The footy club provides a platform for this bond, for this community. It also teaches our kids some valuable lessons – fair play, working together and backing your team-mates.
So it doesn’t make sense to me that the same clubs that bring us together are arguing for a business model based on profiting from peoples’ misery. No parent I shared those Saturday mornings with would support having another family’s misery pay for their footy team.
I was disappointed to see media reports this week about a campaign from the National Rugby League (NRL) and Clubs Australia on the Government’s proposed gambling reforms.
Our reforms are about playing fair – finding the balance between a friendly flutter and the kind of gambling addiction that divides parents and their kids, or throws away the family budget so there’s no money left to pay sport registration fees or take the kids to the footy.
We’re proposing the introduction of pre-commitment technology to pokie machines – so before you sit down at the machine you nominate how much you’re willing to lose, set a limit you can afford – and then stick to it.
It’s not about the Government controlling peoples’ money – in fact, quite the opposite. You set the limit. You are in control – and for problem gamblers, they can use pre-commitment to help control of their addiction.
One in six people who play the pokies regularly has a serious addiction. Gambling problems affect many people in our community – including the fans, players and patrons of rugby league.
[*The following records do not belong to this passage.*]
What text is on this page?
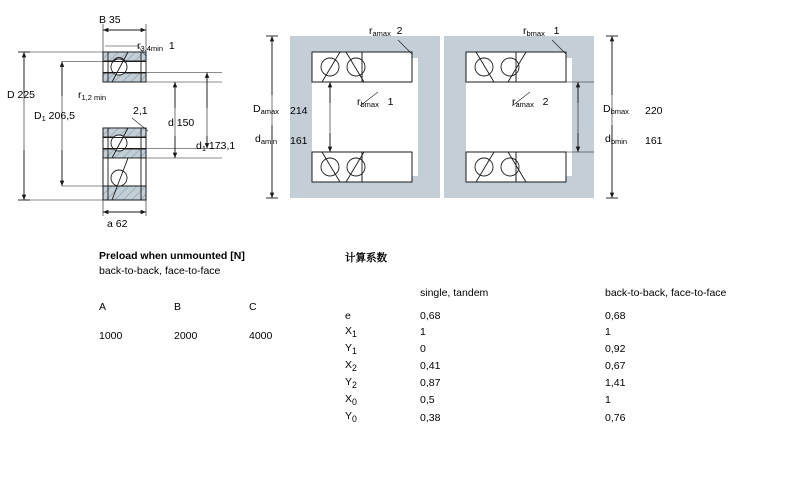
B 35
$r_{3,4min}$  1
D 225
$D_1$ 206,5
$r_{1,2 min}$
2,1
d 150
$d_1$ 173,1
a 62
$r_{amax}$  2
$D_{amax}$ 214
$r_{bmax}$   1
$d_{amin}$ 161
$r_{bmax}$   1
$r_{amax}$   2
$D_{bmax}$ 220
$d_{bmin}$ 161
Preload when unmounted [N]
back-to-back, face-to-face
A	B	C

1000	2000	4000
计算系数
	single, tandem	back-to-back, face-to-face

e	0,68	0,68
$X_1$	1	1
$Y_1$	0	0,92
$X_2$	0,41	0,67
$Y_2$	0,87	1,41
$X_0$	0,5	1
$Y_0$	0,38	0,76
The NRL and Clubs Australia have said this week that they will lose money because of these changes. Clubs that do not rely on profit from the pockets of pokie addicts have nothing to fear.
Football clubs play a valuable role in our community. And responsible gambling is entirely legitimate – it’s also a legitimate source of revenue for clubs. But rugby league should not rely on money from the pockets of problem gamblers to survive.
The NRL has been around for a lot longer than poker machines and I have no doubt it will continue to flourish as it has for the last 100 years.
We don’t want to stand at the sidelines and watch our kids tackle high. And we shouldn’t stand by and let pokie addicts pay for NRL clubs. That’s not fair play.